Credit: The Grameen Foundation
Shannon Maynard is the Director of Bankers without Borders®, Grameen Foundation’s skilled-volunteer initiative. Maynard has more than 15 years of experience in nonprofit management and volunteer mobilization. Before joining Grameen Foundation, she served as Executive Director of the President’s Council on Service and Civic Participation, and managed strategic initiatives for the Corporation for National and Community Service, a federal agency.
A new study released last week found what many of us in the nonprofit sector know from experience: philosophically, we like the idea of engaging pro bono talent to help us achieve our social missions. Operationally, we lack the knowledge, will, and infrastructure to actually attract and manage skilled volunteers on projects that can make a meaningful difference for our work.
Three and a half years ago, I joined Grameen Foundation (GF) to help this global NGO take its aspirations of engaging skilled business professionals to support its work and the sectors it works in and turn that into a reality.
As we pursued the creation of a strategic framework for engaging volunteers ourselves, we designed our program, Bankers without Borders, to respond to eight common barriers that prevent organizations from strategically engaging volunteers. You can check out all eight in our white paper, but below are the four most pertinent to this latest research report on the use of pro bono support in the nonprofit sector.
1. Myth that volunteers are free. Too often, people assume that volunteers are a completely cost-free resource because they are donating their services. In reality, the benefit of volunteer engagement to an organization is directly proportional to its investment in volunteer management. Although these costs are often much lower than paying consultant fees directly, there are always real or opportunity costs involved.
For each pro bono project Bankers without Borders facilitates, one of our team members spends between 10 and 60 hours – depending on the nature of the project – facilitating the project. In addition, a project manager from the nonprofit client we are serving will spend from five and 50 hours of their time supervising the volunteers’ work.

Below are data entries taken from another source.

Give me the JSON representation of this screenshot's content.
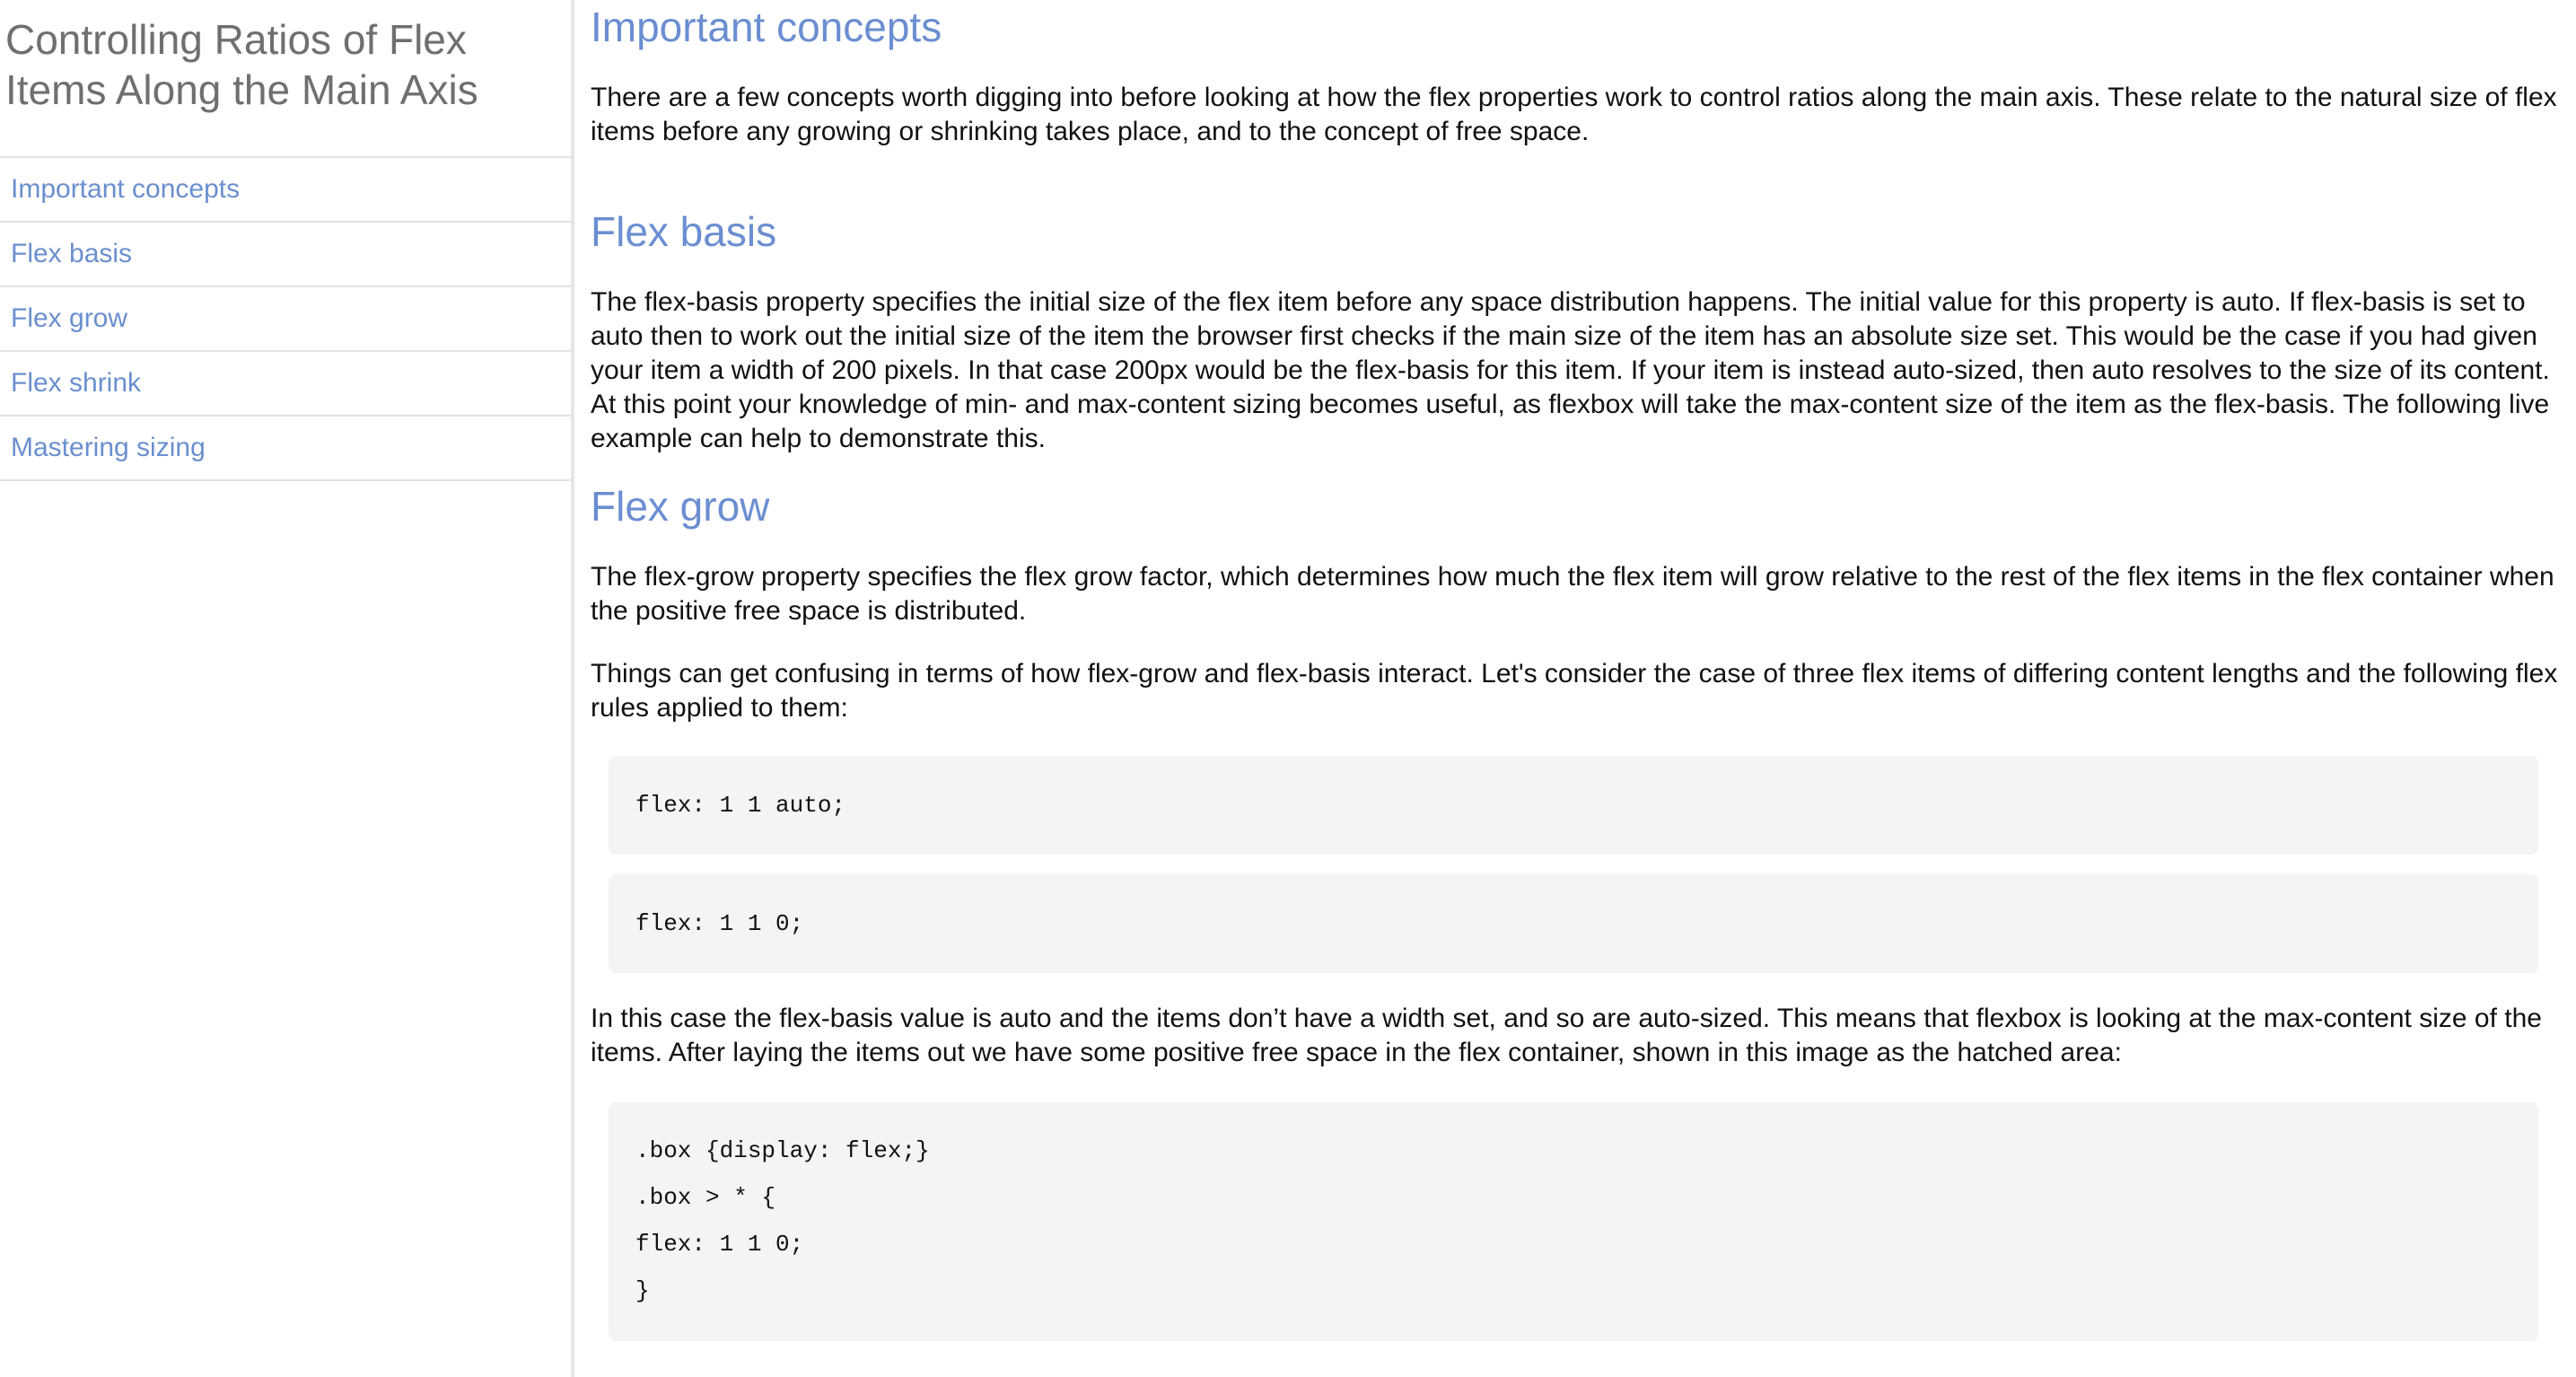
{
  "sidebar": {
    "title": "Controlling Ratios of Flex Items Along the Main Axis",
    "items": [
      {
        "label": "Important concepts"
      },
      {
        "label": "Flex basis"
      },
      {
        "label": "Flex grow"
      },
      {
        "label": "Flex shrink"
      },
      {
        "label": "Mastering sizing"
      }
    ]
  },
  "content": {
    "important": {
      "heading": "Important concepts",
      "paragraph": "There are a few concepts worth digging into before looking at how the flex properties work to control ratios along the main axis. These relate to the natural size of flex items before any growing or shrinking takes place, and to the concept of free space."
    },
    "basis": {
      "heading": "Flex basis",
      "paragraph": "The flex-basis property specifies the initial size of the flex item before any space distribution happens. The initial value for this property is auto. If flex-basis is set to auto then to work out the initial size of the item the browser first checks if the main size of the item has an absolute size set. This would be the case if you had given your item a width of 200 pixels. In that case 200px would be the flex-basis for this item. If your item is instead auto-sized, then auto resolves to the size of its content. At this point your knowledge of min- and max-content sizing becomes useful, as flexbox will take the max-content size of the item as the flex-basis. The following live example can help to demonstrate this."
    },
    "grow": {
      "heading": "Flex grow",
      "paragraph1": "The flex-grow property specifies the flex grow factor, which determines how much the flex item will grow relative to the rest of the flex items in the flex container when the positive free space is distributed.",
      "paragraph2": "Things can get confusing in terms of how flex-grow and flex-basis interact. Let's consider the case of three flex items of differing content lengths and the following flex rules applied to them:",
      "code1": [
        "flex: 1 1 auto;"
      ],
      "code2": [
        "flex: 1 1 0;"
      ],
      "paragraph3": "In this case the flex-basis value is auto and the items don’t have a width set, and so are auto-sized. This means that flexbox is looking at the max-content size of the items. After laying the items out we have some positive free space in the flex container, shown in this image as the hatched area:",
      "code3": [
        ".box {display: flex;}",
        ".box > * {",
        "flex: 1 1 0;",
        "}"
      ]
    }
  }
}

However, our volunteers, on average, donate more than 100 hours per engagement, and there are on average at least two volunteers assigned per project. Our value proposition isn’t that volunteers are free, but that they present a strong return on investment (ROI): for every $1 invested in a Bankers without Borders project, we can leverage at least $6 in donated services or cost savings.
2. Lack of advanced planning. The demand for volunteers is often out of sync with the supply of volunteers because organizations rarely incorporate identification of potential volunteer roles as part of annual planning, or build roles and funding for volunteers into their program design and related fundraising proposals. Then, volunteer projects that do take place are ad-hoc and a matter of serendipity, rather than a strategic intervention. If managers proactively identified places where volunteers could free up staff capacity or bring new expertise to the organization, they could build in the time to find the best-qualified volunteer candidates. Without advance planning and a reserve corps of skills to draw from, it can be difficult to find a marketing expert from the commercial banking sector who speaks Spanish — on two-weeks notice!

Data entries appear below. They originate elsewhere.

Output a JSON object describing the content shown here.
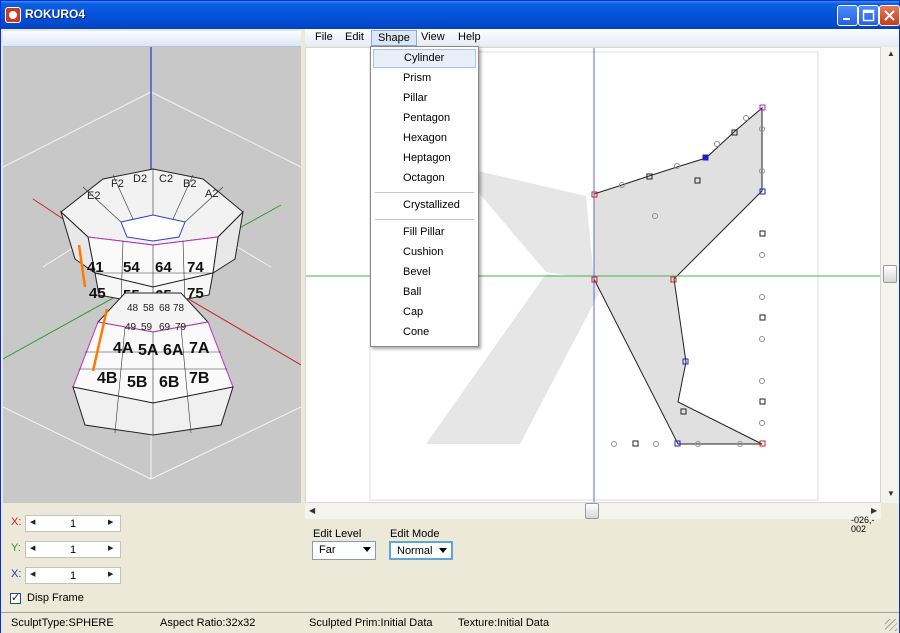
{
  "window": {
    "title": "ROKURO4"
  },
  "menu": {
    "items": [
      {
        "label": "File"
      },
      {
        "label": "Edit"
      },
      {
        "label": "Shape"
      },
      {
        "label": "View"
      },
      {
        "label": "Help"
      }
    ]
  },
  "shape_menu": {
    "group1": [
      "Cylinder",
      "Prism",
      "Pillar",
      "Pentagon",
      "Hexagon",
      "Heptagon",
      "Octagon"
    ],
    "group2": [
      "Crystallized"
    ],
    "group3": [
      "Fill Pillar",
      "Cushion",
      "Bevel",
      "Ball",
      "Cap",
      "Cone"
    ],
    "highlighted": "Cylinder"
  },
  "preview": {
    "cells": [
      "41",
      "54",
      "64",
      "74",
      "45",
      "55",
      "65",
      "75",
      "48",
      "58",
      "68",
      "78",
      "49",
      "59",
      "69",
      "79",
      "4A",
      "5A",
      "6A",
      "7A",
      "4B",
      "5B",
      "6B",
      "7B",
      "E2",
      "F2",
      "D2",
      "C2",
      "B2",
      "A2"
    ]
  },
  "controls": {
    "x1": {
      "label": "X:",
      "value": "1"
    },
    "y": {
      "label": "Y:",
      "value": "1"
    },
    "x2": {
      "label": "X:",
      "value": "1"
    },
    "disp_frame": {
      "label": "Disp Frame",
      "checked": true
    },
    "edit_level": {
      "label": "Edit Level",
      "value": "Far"
    },
    "edit_mode": {
      "label": "Edit Mode",
      "value": "Normal"
    }
  },
  "coord_readout": {
    "line1": "-026,-",
    "line2": "002"
  },
  "status": {
    "sculpt_type": "SculptType:SPHERE",
    "aspect_ratio": "Aspect Ratio:32x32",
    "sculpted_prim": "Sculpted Prim:Initial Data",
    "texture": "Texture:Initial Data"
  },
  "colors": {
    "title_bar": "#0553db",
    "x_axis": "#4caf50",
    "y_axis": "#4a4ae0",
    "profile_fill": "#e0e0e0",
    "point_red": "#d02020",
    "point_blue": "#2020c0",
    "point_magenta": "#c020c0"
  }
}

3. Poor project management. Nonprofits often have limited resources to invest in project management training or software for staff. Good volunteer management is essentially good project management. Staff often juggles too many projects, while not applying discipline to how they define the project scope and work plan, manage the work, establish communication protocols, and build in quality control of deliverables and project metrics.
Bankers without Border recently launched an online course, "Orientation for New Clients and Project Managers" to help our clients better understand their role as project managers in what is truly a collaborative effort between them, the volunteers, and the Bankers without Borders team.
4. Staff burden to find the right volunteers. Without a centralized volunteer-management function or an ample pipeline of volunteer talent, individual staff members are responsible for sourcing their own volunteer talent. With skills-based volunteering, this can be a time-intensive endeavor when you factor in outreach, recruitment, screening, and selection.
By investing in the development of a skills-based volunteer reserve corps, we have found a greater supply of skilled volunteers (almost 9,000) than demand from Grameen Foundation itself and our current network of partners – which is why we are expanding and looking for other poverty-focused NGOs and social enterprises interested in sharing the wealth of skills and talent that exists in our database.
To the leaders of the 66 percent of U.S. nonprofits who said they need skilled volunteers: why reinvent the wheel if you don’t have to? Take advantage of the lessons learned and services of folks such as ourselves, Taproot Foundation, Catchafire, and the many other third parties who specialize in creating an effective platform for matching skilled volunteers with nonprofit needs.
We are willing to make our technology and technical assistance available to organizations interested in developing their own internal skills-based volunteering infrastructure or be the outsourced solution for all your skills-based volunteering needs. Using skilled volunteers can become a way of doing business for your organization and unlock a goldmine of value, but not without making an investment and commitment to doing things differently.
Photo Caption: Actuary Sean Nossel saved Indian microfinance institution, The People’s Forum, more than $35,000 in consulting fees and helped them develop and pilot a microinsurance product now available to more than 3,000 of the poor women they serve. It cost Bankers without Borders approximately $2,500 to facilitate the project, resulting in an ROI of 1:14.